Link to the file: https://drive.google.com/file/d/1xQHNgrlrbyNcb6UyV36xh-7zTfg3f8OQ/view
I tried the following code to read the data. I'm able to store it as a 2d numpy array, but unable to do it along with the location.
`
import h5py
import numpy as np
import pandas as pd
import geopandas as gpd
#%%
f = h5py.File('mer.h5', 'r')
for key in f.keys():
print(key) #Names of the root level object names in HDF5 file - can be groups or datasets.

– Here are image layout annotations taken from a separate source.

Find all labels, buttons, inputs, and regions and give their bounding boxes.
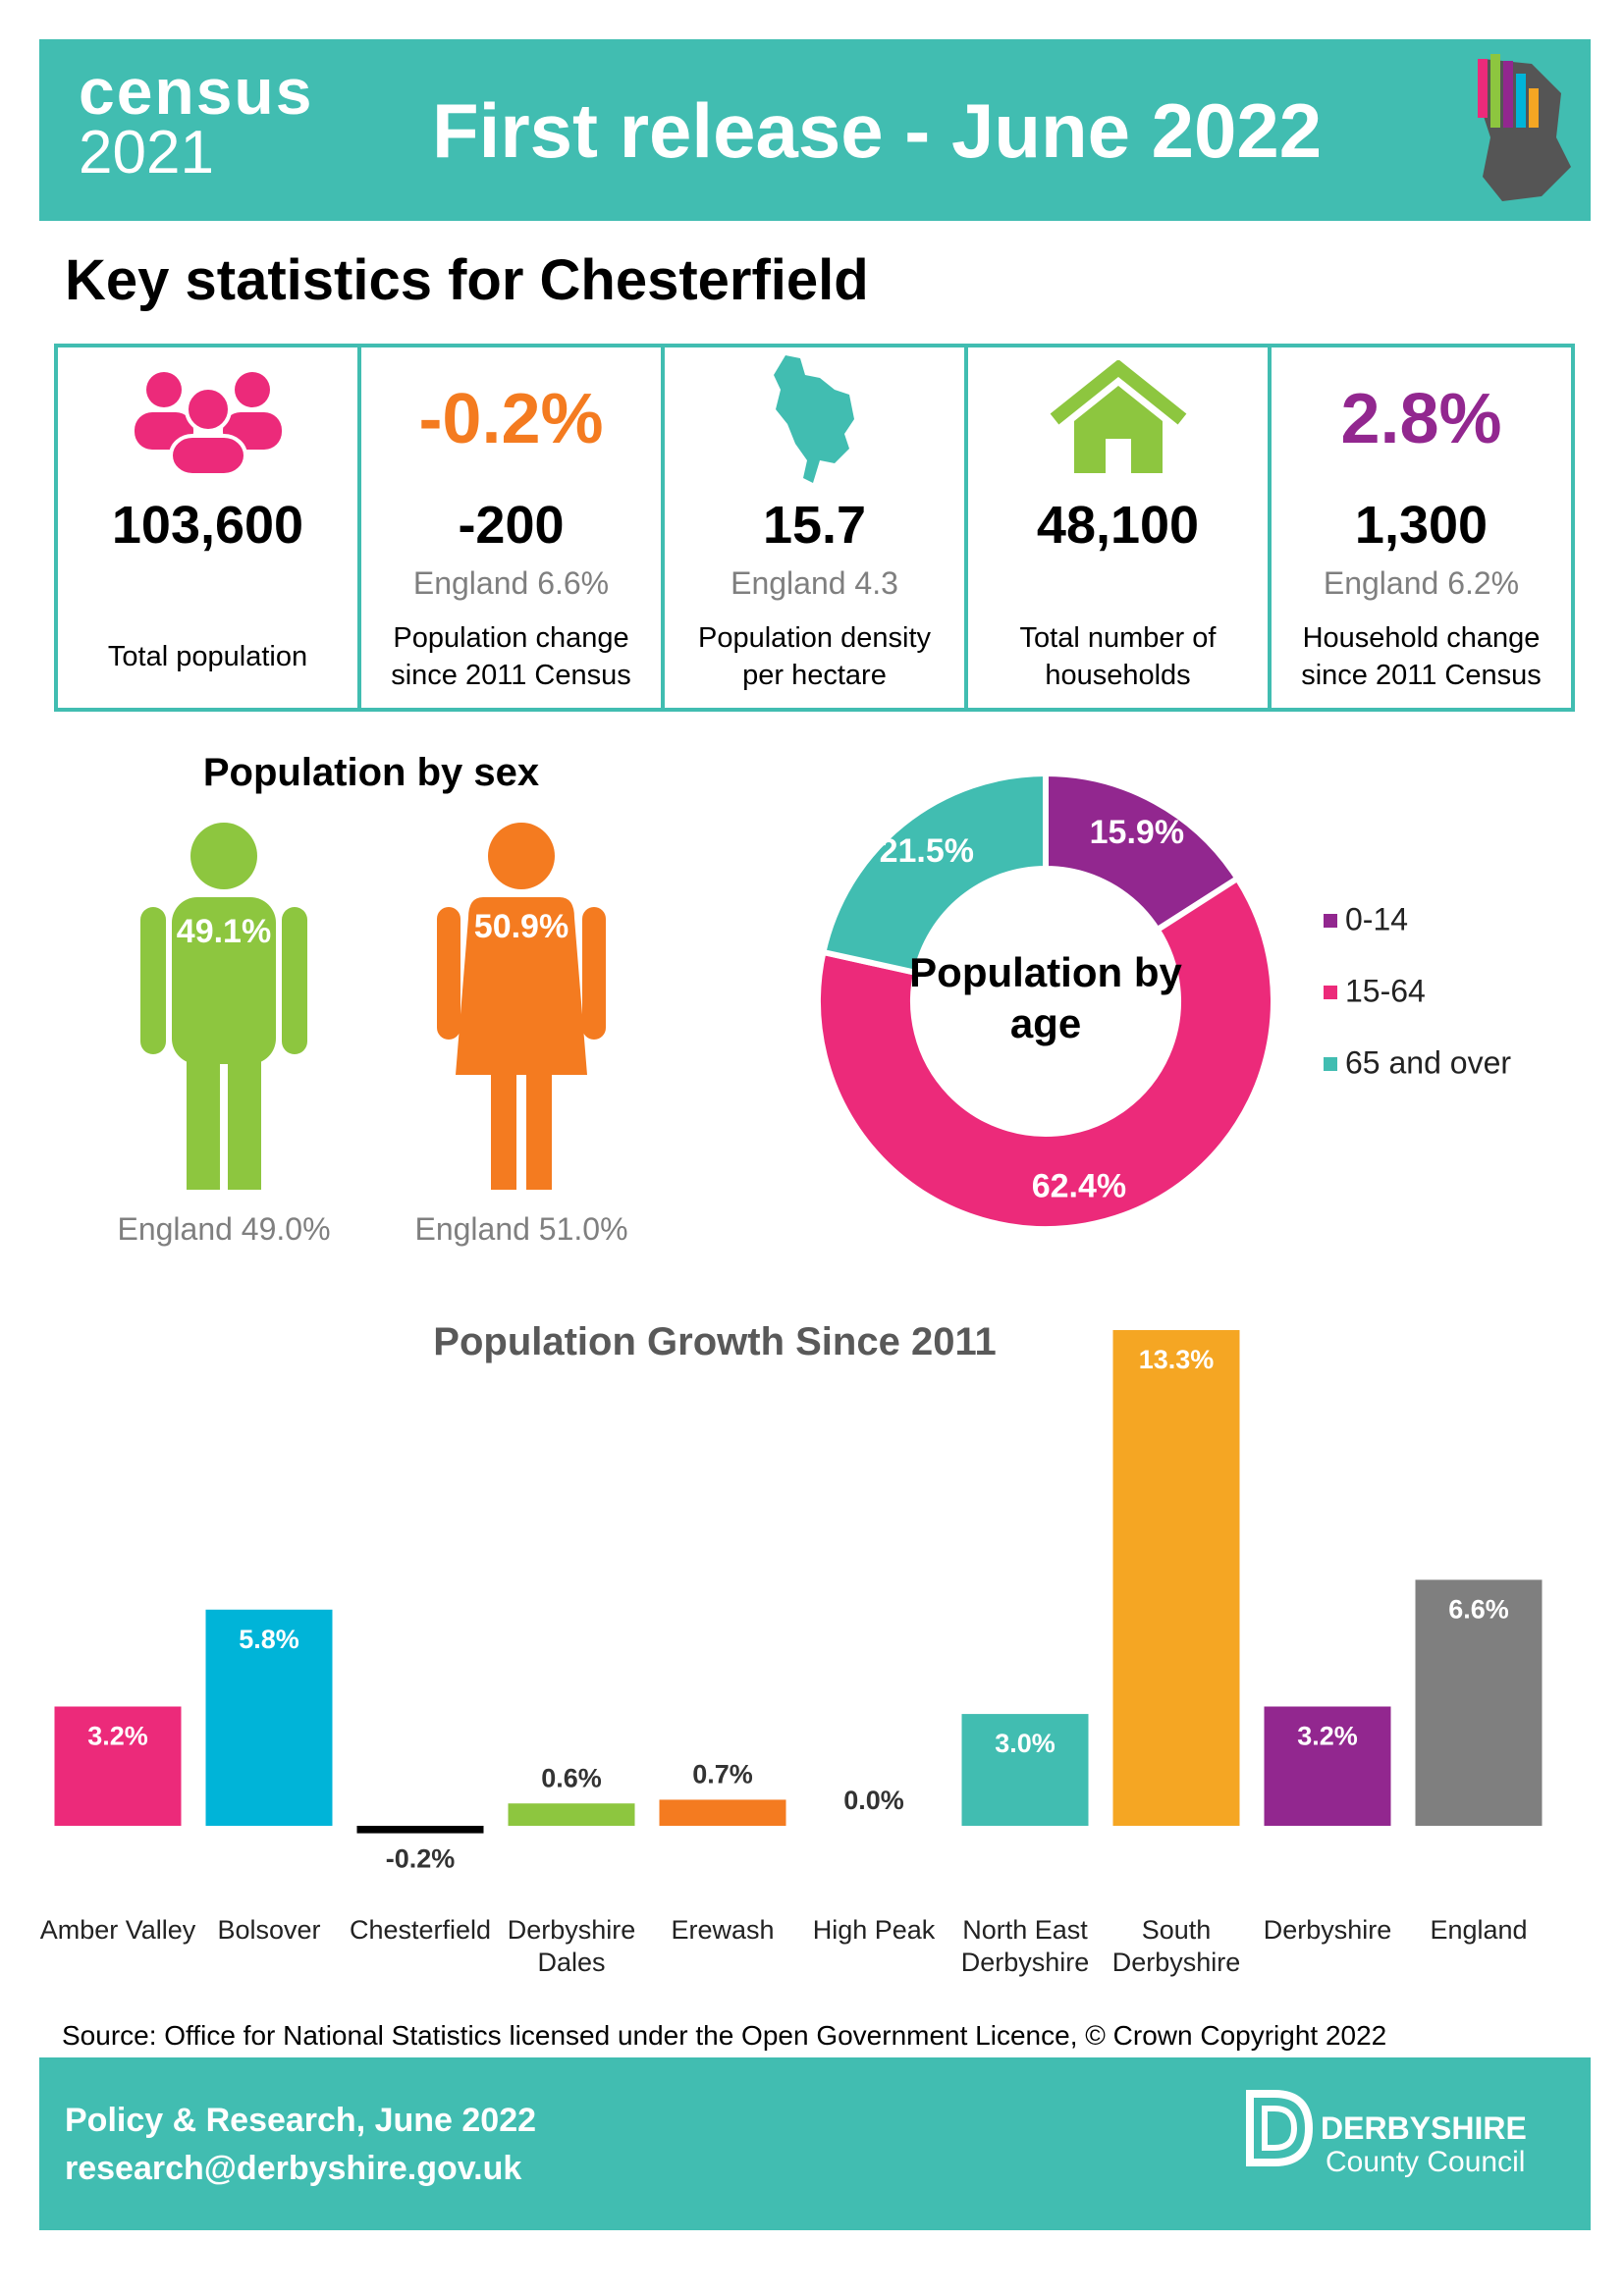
stat-value: 103,600 bbox=[111, 496, 304, 555]
bar bbox=[1264, 1706, 1391, 1826]
stat-cell: 48,100 Total number of households bbox=[968, 347, 1272, 708]
female-figure bbox=[437, 823, 606, 1190]
footer-line1: Policy & Research, June 2022 bbox=[65, 2102, 537, 2139]
header-map-icon bbox=[1478, 54, 1571, 201]
stat-label: Household change since 2011 Census bbox=[1301, 622, 1542, 691]
stat-headline: 2.8% bbox=[1340, 379, 1502, 458]
bar bbox=[659, 1799, 786, 1826]
stat-label: Population density per hectare bbox=[698, 622, 931, 691]
legend-swatch bbox=[1324, 914, 1337, 928]
legend-swatch bbox=[1324, 986, 1337, 999]
stat-headline: -0.2% bbox=[418, 379, 604, 458]
x-category-label: High Peak bbox=[812, 1915, 936, 1945]
stat-label: Total number of households bbox=[1019, 622, 1217, 691]
bar-value-label: 0.0% bbox=[843, 1786, 904, 1815]
x-category-label: South Derbyshire bbox=[1111, 1915, 1241, 1977]
x-category-label: Chesterfield bbox=[349, 1915, 492, 1945]
male-figure bbox=[140, 823, 307, 1190]
header-title: First release - June 2022 bbox=[432, 87, 1323, 174]
legend-label: 65 and over bbox=[1345, 1044, 1511, 1080]
stat-cell: 2.8% 1,300 England 6.2% Household change… bbox=[1272, 347, 1571, 708]
stat-value: -200 bbox=[458, 496, 565, 555]
bar-value-label: 13.3% bbox=[1139, 1345, 1215, 1374]
footer-line2: research@derbyshire.gov.uk bbox=[65, 2150, 522, 2187]
x-category-label: Derbyshire Dales bbox=[507, 1915, 636, 1977]
stat-value: 48,100 bbox=[1036, 496, 1200, 555]
donut-segment bbox=[819, 770, 1049, 977]
donut-label: 62.4% bbox=[1032, 1167, 1126, 1204]
stat-value: 15.7 bbox=[762, 496, 867, 555]
sex-title: Population by sex bbox=[202, 751, 540, 794]
legend-swatch bbox=[1324, 1057, 1337, 1071]
bar-value-label: 3.2% bbox=[1297, 1722, 1358, 1751]
bar bbox=[1112, 1330, 1240, 1826]
stat-label: Total population bbox=[107, 641, 308, 672]
female-share: 50.9% bbox=[473, 908, 569, 945]
org-sub: County Council bbox=[1326, 2146, 1526, 2178]
bar-value-label: 5.8% bbox=[239, 1625, 299, 1654]
legend-label: 0-14 bbox=[1345, 901, 1408, 936]
bar bbox=[54, 1706, 182, 1826]
donut-segment bbox=[815, 874, 1276, 1232]
legend-label: 15-64 bbox=[1345, 973, 1426, 1008]
house-icon bbox=[1050, 359, 1186, 473]
bar bbox=[205, 1609, 333, 1826]
x-category-label: Derbyshire bbox=[1263, 1915, 1392, 1945]
bar bbox=[961, 1714, 1089, 1826]
stat-comparison: England 4.3 bbox=[731, 565, 898, 601]
source: Source: Office for National Statistics l… bbox=[62, 2020, 1387, 2051]
heading: Key statistics for Chesterfield bbox=[65, 248, 869, 312]
female-england: England 51.0% bbox=[414, 1211, 628, 1247]
bar-value-label: 6.6% bbox=[1448, 1595, 1509, 1625]
logo-year: 2021 bbox=[79, 119, 214, 187]
map-icon bbox=[773, 354, 854, 483]
x-category-label: Erewash bbox=[671, 1915, 775, 1945]
bar bbox=[508, 1803, 635, 1826]
footer-band bbox=[39, 2057, 1591, 2230]
stat-comparison: England 6.6% bbox=[412, 565, 610, 601]
stat-cell: -0.2% -200 England 6.6% Population chang… bbox=[361, 347, 665, 708]
donut-label: 21.5% bbox=[880, 832, 974, 870]
bar-chart-title: Population Growth Since 2011 bbox=[433, 1320, 997, 1363]
x-category-label: North East Derbyshire bbox=[960, 1915, 1090, 1977]
bar bbox=[356, 1826, 484, 1834]
stat-comparison: England 6.2% bbox=[1323, 565, 1520, 601]
bar-value-label: 0.7% bbox=[692, 1760, 753, 1789]
x-category-label: Amber Valley bbox=[39, 1915, 196, 1945]
people-icon bbox=[134, 371, 282, 473]
org-logo-mark bbox=[1246, 2090, 1314, 2166]
bar bbox=[1415, 1579, 1543, 1826]
x-category-label: Bolsover bbox=[217, 1915, 321, 1945]
bar-value-label: 0.6% bbox=[541, 1763, 602, 1792]
male-share: 49.1% bbox=[176, 913, 272, 950]
stat-label: Population change since 2011 Census bbox=[391, 622, 631, 691]
org-name: DERBYSHIRE bbox=[1321, 2110, 1527, 2146]
bar-value-label: -0.2% bbox=[386, 1844, 456, 1874]
header-band bbox=[39, 39, 1591, 221]
bar-value-label: 3.2% bbox=[87, 1722, 148, 1751]
x-category-label: England bbox=[1430, 1915, 1528, 1945]
stats-panel: 103,600 Total population -0.2% -200 Engl… bbox=[54, 344, 1575, 712]
donut-title: Population by age bbox=[909, 949, 1182, 1046]
stat-value: 1,300 bbox=[1354, 496, 1489, 555]
bar-value-label: 3.0% bbox=[995, 1729, 1056, 1758]
donut-segment bbox=[1043, 770, 1242, 934]
donut-label: 15.9% bbox=[1090, 814, 1184, 851]
stat-cell: 103,600 Total population bbox=[58, 347, 361, 708]
logo-word: census bbox=[79, 55, 314, 128]
male-england: England 49.0% bbox=[117, 1211, 331, 1247]
stat-cell: 15.7 England 4.3 Population density per … bbox=[665, 347, 968, 708]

print(type(f[key])) # get the object type: usually group or dataset
ls = list(f.keys())
key ='X'
masterdf=pd.DataFrame()
data = f.get(key)
dataset1 = np.array(data)
masterdf = dataset1
np.savetxt("FILENAME.csv",dataset1, delimiter=",")
#masterdf.to_csv('new.csv')
Found an effective way to read the data, convert it to a dataframe and convert the projection parameters.
Code is tracked here: https://github.com/rishikeshsreehari/boring-stuff-with-python/blob/main/data-from-hdf5-file/final_converter.py
Code is as follows:
import pandas as pd
import h5py
import time
from pyproj import Proj, transform
input_epsg=24378
output_epsg=4326
start_time = time.time()
with h5py.File("mer.h5", "r") as file:
df_X = pd.DataFrame(file.get("X")[:-2], columns=["X"])
df_Y = pd.DataFrame(file.get("Y"), columns=["Y"])
DHI = file.get("DHI")[0][:, :-2].reshape(-1)
final = df_Y.merge(df_X, how="cross").assign(DHI=DHI)[["X", "Y", "DHI"]]
final['X2'],final['Y2']=transform(input_epsg,output_epsg,final[["X"]].to_numpy(),final[["Y"]].to_numpy(),always_xy=True)
#final.to_csv("final_converted1.csv", index=False)
print("--- %s seconds ---" % (time.time() - start_time))